Drunten hielt ein Wagen vor der Haustür.

Vor den ungeduldig scharrenden Pferden stand eine schlanke Gestalt.

Sie klopfte die feinen Hälse der Tiere und hielt dazu auf einer Hand irgendwelche Leckerbissen hin.

»Langsam, Hektor, Bella,« hörte man sie kichern, »immer hübsch eins nach dem anderen. Ja, die Marlis hat an euch gedacht. Die Zuckerdose hat's büßen müssen. Das Rese-Mütterchen wird Augen machen. Hier, so! Gleich, Mammi, gleich!«

»Irrwisch, vorwärts!« klang jetzt des Onkels Stimme aus dem Wagen. »Die Pferde stehen nicht gern.«

»Wenn ich sie mit Zucker füttere, ha, ha, Onkelchen, die ständen bis übermorgen. So, Schluß!«

Das galt den Pferden, denen sie nochmals die Hälse patschte.

Dann huschte Marlise nach dem offenen Schlag.

»Da bin ich, und nun los!«

Der Schlag flog zu.

Die Pferde zogen an – heidi – fort ging's.

Dort lag was am Boden.

Doktor Ebert bückte sich danach.

Ein Rosenzweiglein war's, ein künstliches – Heckenröslein.

Hatte er nicht ein ähnliches diesen Abend um einen weißblonden Haarknoten geschlungen gesehen?

Richtig. Er sah ordentlich das lichte Gekräusel darüber hinzittern.

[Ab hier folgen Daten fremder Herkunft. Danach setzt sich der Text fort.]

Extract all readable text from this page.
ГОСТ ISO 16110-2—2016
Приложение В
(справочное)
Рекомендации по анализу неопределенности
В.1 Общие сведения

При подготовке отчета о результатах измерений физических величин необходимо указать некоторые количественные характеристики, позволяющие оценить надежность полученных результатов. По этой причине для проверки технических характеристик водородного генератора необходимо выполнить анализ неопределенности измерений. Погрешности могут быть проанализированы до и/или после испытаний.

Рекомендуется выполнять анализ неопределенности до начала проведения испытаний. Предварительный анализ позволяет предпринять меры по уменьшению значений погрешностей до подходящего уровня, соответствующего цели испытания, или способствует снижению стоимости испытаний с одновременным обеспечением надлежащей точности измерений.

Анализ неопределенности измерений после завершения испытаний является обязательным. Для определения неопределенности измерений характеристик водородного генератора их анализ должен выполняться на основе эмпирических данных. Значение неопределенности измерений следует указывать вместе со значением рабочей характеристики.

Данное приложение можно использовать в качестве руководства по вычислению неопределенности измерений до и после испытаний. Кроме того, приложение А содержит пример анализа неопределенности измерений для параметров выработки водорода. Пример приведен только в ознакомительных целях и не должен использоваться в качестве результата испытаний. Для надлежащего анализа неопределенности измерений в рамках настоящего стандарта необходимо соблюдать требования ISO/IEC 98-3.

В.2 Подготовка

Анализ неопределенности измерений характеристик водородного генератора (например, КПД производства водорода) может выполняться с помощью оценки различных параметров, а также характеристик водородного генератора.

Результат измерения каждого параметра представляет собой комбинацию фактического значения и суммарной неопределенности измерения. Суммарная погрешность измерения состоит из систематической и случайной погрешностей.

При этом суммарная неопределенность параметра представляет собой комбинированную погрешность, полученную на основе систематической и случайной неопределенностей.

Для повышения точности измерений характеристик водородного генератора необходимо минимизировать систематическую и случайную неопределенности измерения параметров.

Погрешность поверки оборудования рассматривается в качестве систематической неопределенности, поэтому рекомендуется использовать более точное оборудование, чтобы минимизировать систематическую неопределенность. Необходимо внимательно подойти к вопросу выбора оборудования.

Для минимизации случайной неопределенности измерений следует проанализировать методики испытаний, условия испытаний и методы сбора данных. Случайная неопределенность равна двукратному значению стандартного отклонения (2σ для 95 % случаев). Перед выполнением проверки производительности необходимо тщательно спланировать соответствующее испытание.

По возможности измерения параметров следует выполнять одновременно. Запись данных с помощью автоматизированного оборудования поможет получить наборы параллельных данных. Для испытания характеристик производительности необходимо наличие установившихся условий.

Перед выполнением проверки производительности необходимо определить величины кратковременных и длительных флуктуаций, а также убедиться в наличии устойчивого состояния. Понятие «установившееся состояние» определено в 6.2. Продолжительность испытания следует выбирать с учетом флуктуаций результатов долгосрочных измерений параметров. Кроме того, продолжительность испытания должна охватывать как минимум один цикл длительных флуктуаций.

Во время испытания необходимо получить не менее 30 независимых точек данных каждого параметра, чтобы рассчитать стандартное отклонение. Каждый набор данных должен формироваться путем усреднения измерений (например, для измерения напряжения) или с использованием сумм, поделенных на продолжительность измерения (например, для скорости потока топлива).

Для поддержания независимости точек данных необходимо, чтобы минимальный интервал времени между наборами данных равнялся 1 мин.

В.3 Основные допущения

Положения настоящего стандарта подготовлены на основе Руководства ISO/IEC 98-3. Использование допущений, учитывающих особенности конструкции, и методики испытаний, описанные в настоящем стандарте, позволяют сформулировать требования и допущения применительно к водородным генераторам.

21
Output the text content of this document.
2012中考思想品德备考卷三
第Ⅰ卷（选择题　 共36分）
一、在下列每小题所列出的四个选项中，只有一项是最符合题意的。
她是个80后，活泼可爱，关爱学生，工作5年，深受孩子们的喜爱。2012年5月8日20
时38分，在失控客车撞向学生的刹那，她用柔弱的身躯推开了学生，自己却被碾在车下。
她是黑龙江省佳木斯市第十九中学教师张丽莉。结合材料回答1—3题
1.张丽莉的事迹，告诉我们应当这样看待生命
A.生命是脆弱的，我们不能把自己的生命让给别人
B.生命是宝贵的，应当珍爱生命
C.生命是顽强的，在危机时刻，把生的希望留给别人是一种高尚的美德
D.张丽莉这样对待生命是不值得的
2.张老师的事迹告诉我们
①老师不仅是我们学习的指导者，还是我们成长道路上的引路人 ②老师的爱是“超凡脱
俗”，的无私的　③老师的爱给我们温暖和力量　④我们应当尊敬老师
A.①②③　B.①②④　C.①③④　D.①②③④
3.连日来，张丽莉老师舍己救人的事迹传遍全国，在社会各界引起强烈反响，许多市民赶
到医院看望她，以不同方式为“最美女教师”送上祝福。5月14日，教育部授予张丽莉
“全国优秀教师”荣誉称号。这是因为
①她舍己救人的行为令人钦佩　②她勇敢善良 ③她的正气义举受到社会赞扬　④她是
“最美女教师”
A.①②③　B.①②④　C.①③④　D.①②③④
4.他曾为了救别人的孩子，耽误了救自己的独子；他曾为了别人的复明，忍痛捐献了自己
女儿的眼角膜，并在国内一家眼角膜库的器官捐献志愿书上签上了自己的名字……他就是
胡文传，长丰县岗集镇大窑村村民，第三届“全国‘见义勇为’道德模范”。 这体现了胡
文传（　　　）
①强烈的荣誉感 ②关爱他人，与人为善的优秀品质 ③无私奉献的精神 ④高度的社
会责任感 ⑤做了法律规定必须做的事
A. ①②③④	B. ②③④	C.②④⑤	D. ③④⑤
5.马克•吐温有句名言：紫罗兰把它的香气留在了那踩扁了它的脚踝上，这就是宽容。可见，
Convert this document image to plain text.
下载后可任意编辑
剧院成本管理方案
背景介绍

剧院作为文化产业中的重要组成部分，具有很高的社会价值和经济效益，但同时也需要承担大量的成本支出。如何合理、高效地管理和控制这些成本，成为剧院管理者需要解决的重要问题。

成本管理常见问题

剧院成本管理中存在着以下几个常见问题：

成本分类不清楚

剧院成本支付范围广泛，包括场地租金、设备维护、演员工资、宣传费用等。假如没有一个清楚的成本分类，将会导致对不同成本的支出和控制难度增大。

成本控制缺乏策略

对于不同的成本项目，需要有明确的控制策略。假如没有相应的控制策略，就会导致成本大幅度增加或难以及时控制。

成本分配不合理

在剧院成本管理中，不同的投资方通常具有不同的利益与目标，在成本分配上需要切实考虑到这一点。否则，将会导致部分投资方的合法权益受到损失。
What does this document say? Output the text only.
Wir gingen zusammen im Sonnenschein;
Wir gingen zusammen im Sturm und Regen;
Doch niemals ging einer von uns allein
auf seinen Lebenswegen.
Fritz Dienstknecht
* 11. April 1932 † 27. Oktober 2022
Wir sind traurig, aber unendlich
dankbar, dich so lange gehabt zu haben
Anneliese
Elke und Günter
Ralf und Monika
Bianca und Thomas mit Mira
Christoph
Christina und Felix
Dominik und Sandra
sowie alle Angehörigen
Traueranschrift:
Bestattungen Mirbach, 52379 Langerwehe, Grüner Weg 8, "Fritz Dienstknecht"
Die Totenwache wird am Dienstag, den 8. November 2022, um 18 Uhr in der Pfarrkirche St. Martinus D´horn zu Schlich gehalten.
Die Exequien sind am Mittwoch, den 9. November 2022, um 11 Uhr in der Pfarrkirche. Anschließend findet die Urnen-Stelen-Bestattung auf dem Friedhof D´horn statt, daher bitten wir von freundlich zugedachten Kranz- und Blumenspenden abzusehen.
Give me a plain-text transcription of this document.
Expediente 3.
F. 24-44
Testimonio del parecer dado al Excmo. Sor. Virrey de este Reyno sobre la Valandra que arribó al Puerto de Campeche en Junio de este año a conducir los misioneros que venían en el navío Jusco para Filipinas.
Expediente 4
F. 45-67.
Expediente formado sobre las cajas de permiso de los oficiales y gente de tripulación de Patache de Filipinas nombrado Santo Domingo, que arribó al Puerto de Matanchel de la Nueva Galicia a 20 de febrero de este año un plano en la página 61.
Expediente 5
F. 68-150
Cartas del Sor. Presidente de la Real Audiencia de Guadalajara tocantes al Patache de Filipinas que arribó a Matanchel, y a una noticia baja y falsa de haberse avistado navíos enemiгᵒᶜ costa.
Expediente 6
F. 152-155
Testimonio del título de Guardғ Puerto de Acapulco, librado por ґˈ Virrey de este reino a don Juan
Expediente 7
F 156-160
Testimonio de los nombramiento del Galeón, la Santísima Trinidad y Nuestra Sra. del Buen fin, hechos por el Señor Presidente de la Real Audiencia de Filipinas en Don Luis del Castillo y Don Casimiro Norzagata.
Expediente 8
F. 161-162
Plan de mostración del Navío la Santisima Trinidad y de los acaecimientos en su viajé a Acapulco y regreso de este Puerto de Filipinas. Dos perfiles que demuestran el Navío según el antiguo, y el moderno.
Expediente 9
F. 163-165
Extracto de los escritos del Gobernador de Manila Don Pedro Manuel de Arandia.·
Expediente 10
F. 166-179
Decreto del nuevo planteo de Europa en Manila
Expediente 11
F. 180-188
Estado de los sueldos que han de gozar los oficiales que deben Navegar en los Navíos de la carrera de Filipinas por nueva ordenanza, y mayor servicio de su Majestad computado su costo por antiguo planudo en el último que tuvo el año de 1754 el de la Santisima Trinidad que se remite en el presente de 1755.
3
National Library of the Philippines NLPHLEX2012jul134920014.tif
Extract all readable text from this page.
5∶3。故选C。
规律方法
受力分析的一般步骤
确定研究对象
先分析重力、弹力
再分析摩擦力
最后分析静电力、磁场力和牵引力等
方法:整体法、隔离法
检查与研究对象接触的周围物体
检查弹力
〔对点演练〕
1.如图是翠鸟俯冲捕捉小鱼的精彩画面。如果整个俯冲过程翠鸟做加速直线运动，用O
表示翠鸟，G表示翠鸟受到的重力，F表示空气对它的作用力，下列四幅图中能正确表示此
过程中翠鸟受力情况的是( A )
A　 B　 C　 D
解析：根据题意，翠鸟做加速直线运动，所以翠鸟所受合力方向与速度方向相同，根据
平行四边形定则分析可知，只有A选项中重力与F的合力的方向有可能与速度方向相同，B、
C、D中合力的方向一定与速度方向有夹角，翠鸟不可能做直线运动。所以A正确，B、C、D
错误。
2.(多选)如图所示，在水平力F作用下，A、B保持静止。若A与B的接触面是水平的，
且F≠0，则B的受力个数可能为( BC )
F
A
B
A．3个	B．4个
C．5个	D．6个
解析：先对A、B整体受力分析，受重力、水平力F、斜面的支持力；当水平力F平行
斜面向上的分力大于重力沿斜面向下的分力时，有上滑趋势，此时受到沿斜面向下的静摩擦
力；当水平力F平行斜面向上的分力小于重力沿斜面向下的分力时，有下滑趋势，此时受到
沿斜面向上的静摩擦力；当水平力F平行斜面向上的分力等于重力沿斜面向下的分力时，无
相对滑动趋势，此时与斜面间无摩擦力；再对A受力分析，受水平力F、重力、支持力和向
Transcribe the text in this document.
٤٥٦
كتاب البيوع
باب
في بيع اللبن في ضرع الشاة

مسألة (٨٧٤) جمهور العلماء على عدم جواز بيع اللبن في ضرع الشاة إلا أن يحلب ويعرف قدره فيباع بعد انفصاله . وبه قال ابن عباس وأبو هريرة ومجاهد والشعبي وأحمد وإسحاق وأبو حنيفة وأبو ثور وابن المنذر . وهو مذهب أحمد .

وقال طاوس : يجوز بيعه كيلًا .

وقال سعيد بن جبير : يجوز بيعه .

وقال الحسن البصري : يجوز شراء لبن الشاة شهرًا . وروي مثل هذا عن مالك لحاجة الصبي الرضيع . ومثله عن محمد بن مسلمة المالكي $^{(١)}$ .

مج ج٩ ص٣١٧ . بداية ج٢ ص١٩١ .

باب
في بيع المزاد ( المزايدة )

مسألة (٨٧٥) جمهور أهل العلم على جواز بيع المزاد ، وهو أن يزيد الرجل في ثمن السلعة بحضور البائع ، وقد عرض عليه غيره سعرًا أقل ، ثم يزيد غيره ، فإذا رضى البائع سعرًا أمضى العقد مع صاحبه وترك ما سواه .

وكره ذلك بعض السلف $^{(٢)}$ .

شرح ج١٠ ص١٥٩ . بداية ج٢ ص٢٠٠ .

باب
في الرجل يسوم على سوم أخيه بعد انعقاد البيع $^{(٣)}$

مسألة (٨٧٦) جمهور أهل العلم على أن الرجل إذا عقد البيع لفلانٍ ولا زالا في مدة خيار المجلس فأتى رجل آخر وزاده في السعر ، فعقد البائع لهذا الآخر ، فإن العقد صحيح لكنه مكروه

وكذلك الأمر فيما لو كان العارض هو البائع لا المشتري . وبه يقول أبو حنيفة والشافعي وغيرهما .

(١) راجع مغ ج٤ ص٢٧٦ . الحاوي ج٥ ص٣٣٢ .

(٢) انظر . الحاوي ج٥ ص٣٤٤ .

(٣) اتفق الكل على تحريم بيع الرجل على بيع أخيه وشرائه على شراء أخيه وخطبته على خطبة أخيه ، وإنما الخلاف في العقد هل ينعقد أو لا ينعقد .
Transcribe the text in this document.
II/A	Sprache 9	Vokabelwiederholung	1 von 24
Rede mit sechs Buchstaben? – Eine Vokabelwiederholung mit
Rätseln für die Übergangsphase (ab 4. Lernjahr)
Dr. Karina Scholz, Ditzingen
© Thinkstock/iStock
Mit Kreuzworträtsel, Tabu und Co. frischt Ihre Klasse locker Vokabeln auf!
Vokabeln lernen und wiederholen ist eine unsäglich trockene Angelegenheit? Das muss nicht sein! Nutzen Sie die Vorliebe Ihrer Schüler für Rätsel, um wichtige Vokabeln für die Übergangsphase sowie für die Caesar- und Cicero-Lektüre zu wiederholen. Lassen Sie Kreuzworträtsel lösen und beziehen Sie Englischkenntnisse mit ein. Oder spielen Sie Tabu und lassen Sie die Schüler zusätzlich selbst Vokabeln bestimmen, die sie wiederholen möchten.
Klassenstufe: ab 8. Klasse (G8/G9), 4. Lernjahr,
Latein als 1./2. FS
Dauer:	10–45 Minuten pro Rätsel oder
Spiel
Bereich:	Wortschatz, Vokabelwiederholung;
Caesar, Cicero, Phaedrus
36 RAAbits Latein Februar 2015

»Irrwisch,« brummte er vor sich hin. »Muß ihr das Ding doch morgen zuschicken.«

Vorsichtig barg er den Zweig in seiner Tasche, nahm ihn aber nach kurzer Zeit wieder hervor, um ihn nicht zu zerdrücken. Bei der Lampe daheim unterwarf er ihn nochmals einer gründlichen Besichtigung.

Doktor Ebert hatte plötzlich ein großes Interesse für die Blumenindustrie gefaßt.

»Habe gar nicht gewußt, daß das Zeug so wunderbar naturgetreu nachgeahmt wird,« brummte er ab und zu vor sich hin. »Wirklich interessant, wirklich!«

»Morgen früh eingepackt! Denk dran, Doktor! So etwas verliert man nicht gern!«

Wie dem nun war, Marlise Wreden mußte sich dennoch in den Verlust finden. Wenigstens kam der Rosenzweig nicht wieder in ihren Besitz.

Er war wohl auf der Post verloren gegangen. 'So etwas kommt zuweilen vor. Und ist so natürlich bei dem großen Verkehr!